The news isn't just iffy on the macro level. There are also more than a few companies that aren't pulling their own weight in this supposed economic recovery.

There are still plenty of names posting lower earnings than they did a year ago. Let's go over a few of the companies that are expected to go the wrong way on the bottom line next week.

Company

Latest Quarter EPS (estimated)

Year-Ago Quarter EPS

SAIC (NYSE: SAI  )

$0.26

$0.35

Bazaarvoice (NASDAQ: BV  )

($0.13)

($0.08)

VeriFone (NYSE: PAY  )

$0.47

$0.64

Hovnanian (NYSE: HOV  )

($0.05)

$0.02

Ciena (NYSE: CIEN  )

($0.01)

$0.04

Source: Thomson Reuters.

Clearing the table
Let's start at the top with SAIC. Being a government services contractor isn't easy these days. Forget about the sequestration. There was a mandate to curb spending long before the automatic cuts kicked in. Analysts see SAIC's revenue taking a 7% hit when it reports on Monday, and earnings are expected to take an even bigger drop.

Bazaarvoice isn't what you sound like after inhaling a blast of helium. This is actually a company that helps clients leverage social online data into actionable improvements. Bazaarvoice is also a busted IPO. The fast-growing but profitless company went public at $12 last year. The good news is that Bazaarvoice has posted narrower-than-expected deficits in every quarter since going public. The bad news is that it's still posting those deficits, and -- for now -- Wall Street sees the red ink growing.

VeriFone provides electronic payment solutions, but it's been having problems getting paid these days. The stock took a hit earlier this year when it blamed order delays and setbacks in certain geographic regions for soft results.
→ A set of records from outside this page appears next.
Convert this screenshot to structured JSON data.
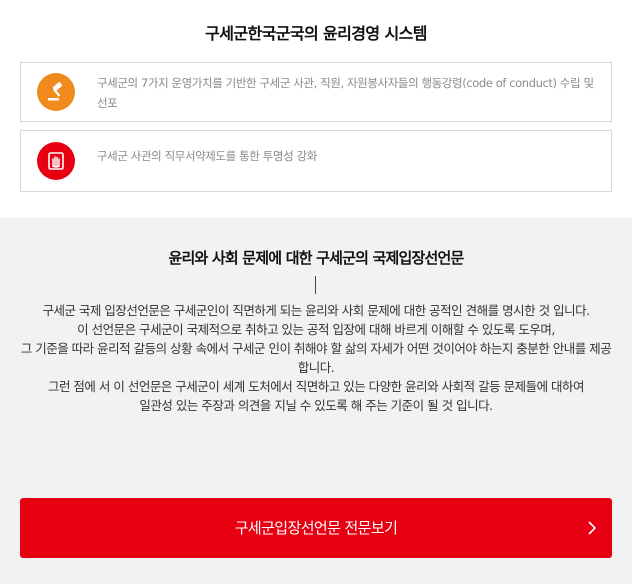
{
  "ethics_section": {
    "title": "구세군한국군국의 윤리경영 시스템",
    "cards": [
      {
        "icon": "gavel-icon",
        "icon_color": "#f08a1c",
        "text": "구세군의 7가지 운영가치를 기반한 구세군 사관, 직원, 자원봉사자들의 행동강령(code of conduct) 수립 및 선포"
      },
      {
        "icon": "hand-stop-icon",
        "icon_color": "#e60012",
        "text": "구세군 사관의 직무서약제도를 통한 투명성 강화"
      }
    ]
  },
  "declaration_section": {
    "title": "윤리와 사회 문제에 대한 구세군의 국제입장선언문",
    "paragraphs": [
      "구세군 국제 입장선언문은 구세군인이 직면하게 되는 윤리와 사회 문제에 대한 공적인 견해를 명시한 것 입니다.",
      "이 선언문은 구세군이 국제적으로 취하고 있는 공적 입장에 대해 바르게 이해할 수 있도록 도우며,",
      "그 기준을 따라 윤리적 갈등의 상황 속에서 구세군 인이 취해야 할 삶의 자세가 어떤 것이어야 하는지 충분한 안내를 제공합니다.",
      "그런 점에 서 이 선언문은 구세군이 세계 도처에서 직면하고 있는 다양한 윤리와 사회적 갈등 문제들에 대하여",
      "일관성 있는 주장과 의견을 지닐 수 있도록 해 주는 기준이 될 것 입니다."
    ],
    "cta": {
      "label": "구세군입장선언문 전문보기",
      "icon": "chevron-right-icon",
      "color": "#e60012"
    }
  }
}
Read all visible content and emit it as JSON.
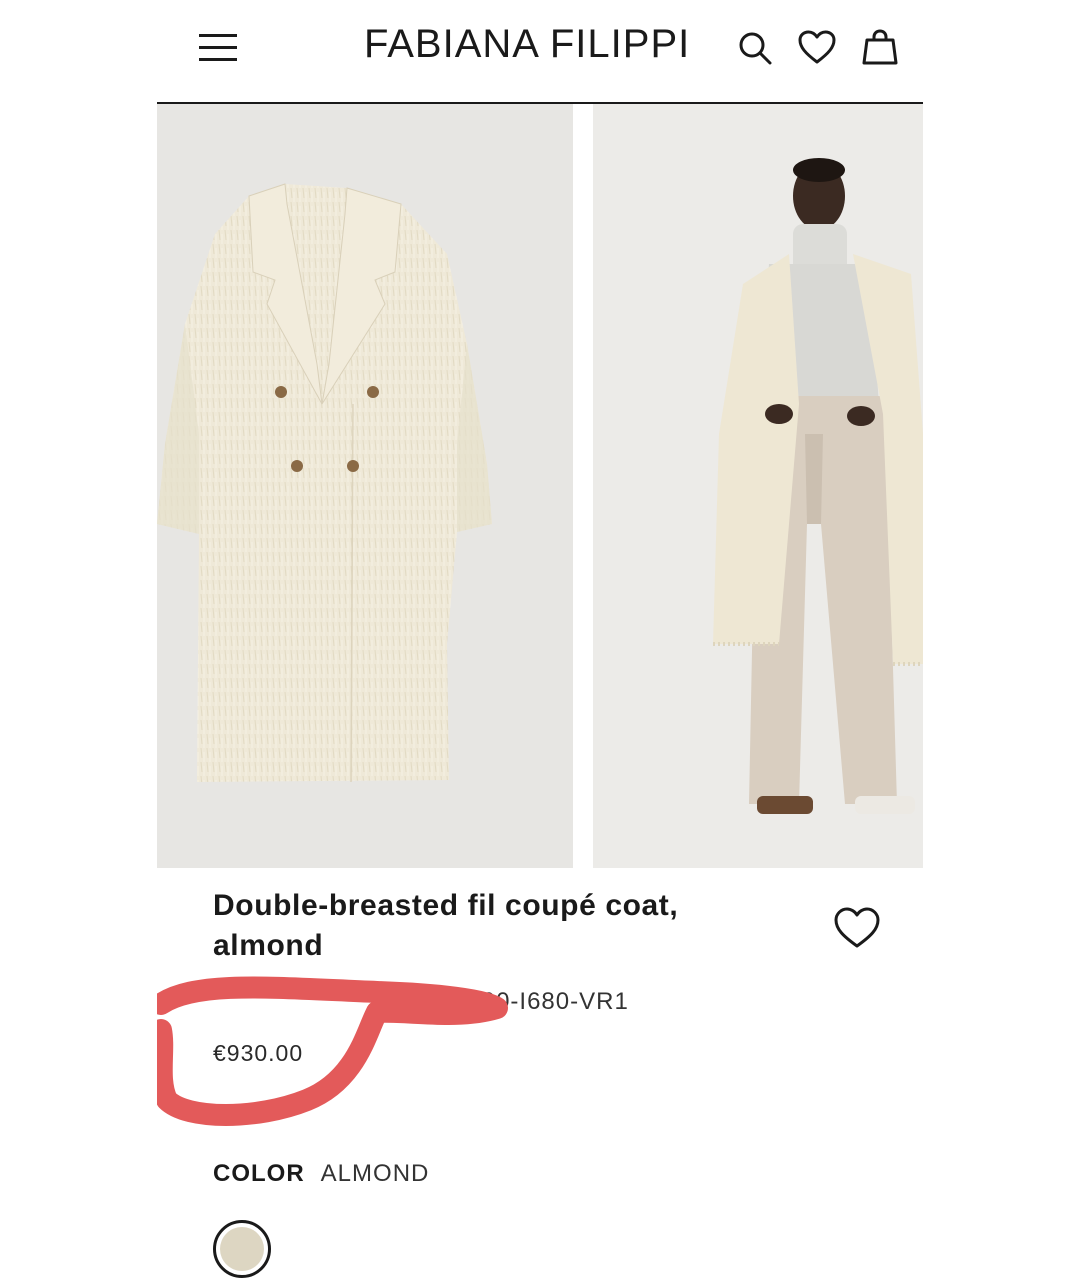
{
  "header": {
    "brand": "FABIANA FILIPPI",
    "icons": [
      "menu-icon",
      "search-icon",
      "heart-icon",
      "shopping-bag-icon"
    ]
  },
  "product": {
    "title": "Double-breasted fil coupé coat, almond",
    "sku_visible": "726-0000-I680-VR1",
    "price": "€930.00",
    "color_label": "COLOR",
    "color_value": "ALMOND"
  },
  "colors": {
    "accent": "#1a1a1a",
    "annotation": "#e35a5a",
    "swatch": "#ddd6c2",
    "coat": "#eee8d6"
  }
}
The pros aren't betting on an easy recovery at VeriFone. They see revenue sliding by 8% when it reports on Wednesday with earnings taking a more pronounced 27% hit.

Hovnanian is a homebuilder, and if you caught the S&P/Case-Shiller report that I singled out earlier -- showing that home prices have staged their largest year-over-year advance since April 2006 -- you would think that Hovnanian is rolling in money. Well, not every developer is thriving the same way. Yes, analysts do see a 20% uptick in revenue at Hovnanian. However, those same Wall Streeters see Hovnanian reversing its year-ago profit with a small loss this time around.

Finally, we have Ciena. The networking solutions provider is in the same boat as Hovnanian, pegged to post a small loss this quarter after cranking out a modest profit during the same period last year. Ciena has actually come up short on the bottom line in two of the past three quarters, so it probably wouldn't be a surprise if it delivered a larger loss than the $0.01-a-share consensus.

Why the long face, short-seller?
These companies have seen better days. The market has rewarded many of these stocks with reasonable gains over the past year, but they still haven't earned those upticks. Lower earnings translates into higher earnings multiples, and nobody wants to see that happen.

The good news here is that Wall Street already expects these companies to deliver shrinking bottom lines. In other words, the bad news is already baked into the shares.

The more I think about it, the less worried I become.